Every year, an increasingly globalized world seems smaller and smaller. Technology puts information about other cultures and places at your fingertips; 360-degree videos, social networks and digital translators make information about how other people live an Internet search away. But information is not knowledge, and getting to know a country with a complex history and a complicated relationship with the United States can be a tough task without seeing a place first-hand. With that in mind, twelve students and three teachers from Grace traveled south to Cuba for fourteen-days over spring break to conduct field research as part of a course titled, “Cuba: Culture, Philosophy & Religion,” a philosophy and religion elective.
Before even enrolling in the course, students were required to submit an application demonstrating their interest in the subject through an essay, proficiency in Spanish at level III and be in good academic standing. Accepted students began their study in January immediately diving into reading and assignments in both English and Spanish. A multidisciplinary introduction to Cuban studies, the course focused on exploring the formations of Cuban culture and nationhood, from the turn of the 20th century to the present day. Students studied the enduring impacts of the social revolution and the political philosophies of both religious and political leaders and thinkers. They also explored the development of social and cultural institutions, as well as the impact of media, art and religious practices across the island nation.
The coursework ahead of the spring trip was designed to prepare students to gather evidence and make thoughtful observations while they traveled. The faculty leading the course, Dr. Nathan, history, and Ms. Olivares, literature, planned their course using the PBL (Project-Based Learning) model. Through their study, students prepared a set of driving questions to take along with them on the trip, which would eventually form the backbone of a research project that would continue once they returned. Each student developed their own set of questions as they were intrigued by something they read or learned in the pre-trip study.
The journey to Cuba was unlike most international travel at Grace. The Grace International Exchange program has been offering Grace students a chance to study and then travel to foreign countries for decades, as well as host families from those same countries in alternating years. However, a traditional exchange is not possible in Cuba given the U.S. embargo. Using the field work model as part of a rigorous academic course allowed the Cuba trip to happen, even with strict restrictions set under the embargo. During their stay in the country, students were required to be in activities from 9am-5pm every day, and leisure and tourist activities are strictly prohibited.
For the duration of the trip, the group was accompanied by a guide who was intimately familiar with modern Cuban culture and politics and who provided a personal connection to the country for students. The group visited important historical and cultural sites that they had studied and met with scholars in a variety of fields. The group traveled the country by bus and spent many of the trips between sites journaling and taking notes on what they had observed, both the official sites they visited as well as everyday life for the average Cuban. Because of the intense preparation, students were able to ask advanced questions of their guide and teachers that linked what they were seeing with their reading.

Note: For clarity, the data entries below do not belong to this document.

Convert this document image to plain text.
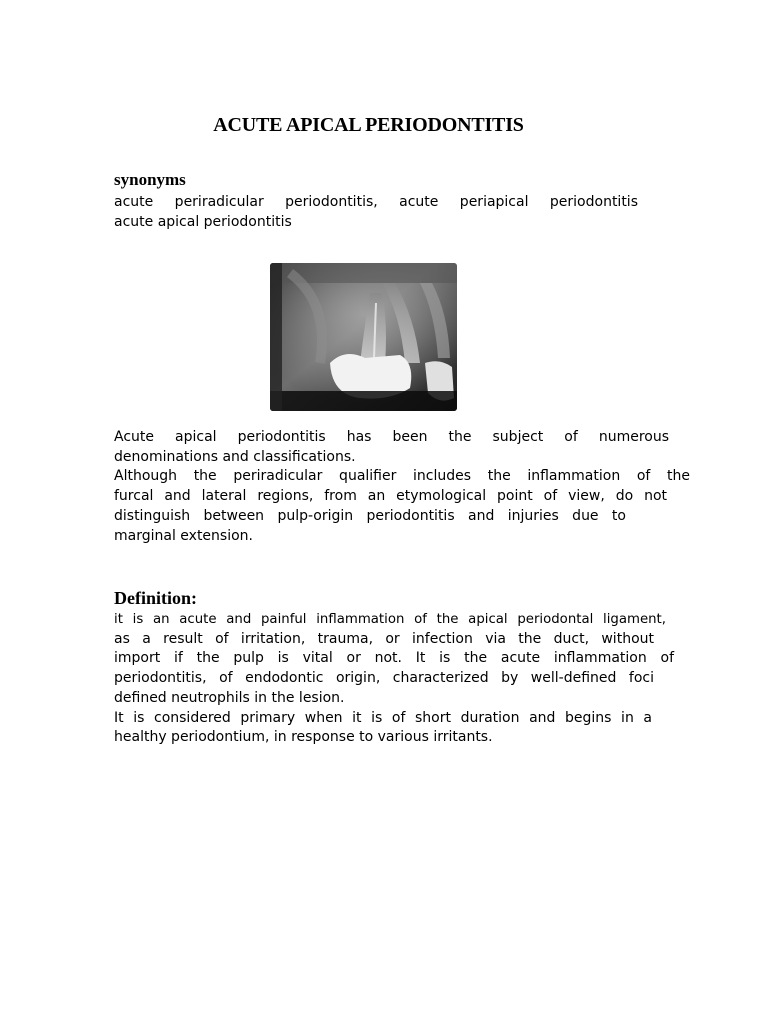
ACUTE APICAL PERIODONTITIS
synonyms
acute periradicular periodontitis, acute periapical periodontitis
acute apical periodontitis
Acute apical periodontitis has been the subject of numerous
denominations and classifications.
Although the periradicular qualifier includes the inflammation of the
furcal and lateral regions, from an etymological point of view, do not
distinguish between pulp-origin periodontitis and injuries due to
marginal extension.
Definition:
it is an acute and painful inflammation of the apical periodontal ligament,
as a result of irritation, trauma, or infection via the duct, without
import if the pulp is vital or not. It is the acute inflammation of
periodontitis, of endodontic origin, characterized by well-defined foci
defined neutrophils in the lesion.
It is considered primary when it is of short duration and begins in a
healthy periodontium, in response to various irritants.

Students continued the Cuba course after their trip, another departure from the exchange program. The task for students was to use what they learned and experienced during their field study along with new research to write a paper on a topic of their choosing. Once final papers were submitted, the faculty planned a one-day symposium for students to present their research to their classmates and teachers. The topics were wide ranging. On economics and inequality, students examined housing, the challenge of a dual currency, government distribution of goods, and the complicated relationship between tourism and socialist ideology. On religion, students looked at art and masculinity, the practice of Santeria both in Cuba and the United States, and the experience of Jewish Cubans. On the role of the government in Cuban society, students studied the power of professional sports, the perspective of young people in Cuba, government propaganda and the relationship between Cuba and Vietnam.
The public presentations gave other Grace high school students the opportunity to share in the experience of their classmates, who gathered information through field work in a country in which access to accurate information is difficult. Students in the course deepened their learning through the presentations by looking at the research and conclusions they drew and distilling their complex work into digestible and clear points for their peers. Using Project Based Learning and the in-person experience of field study in Cuba, students deeply engaged in their subject throughout the duration of the course, driven by their passion for their chosen topic.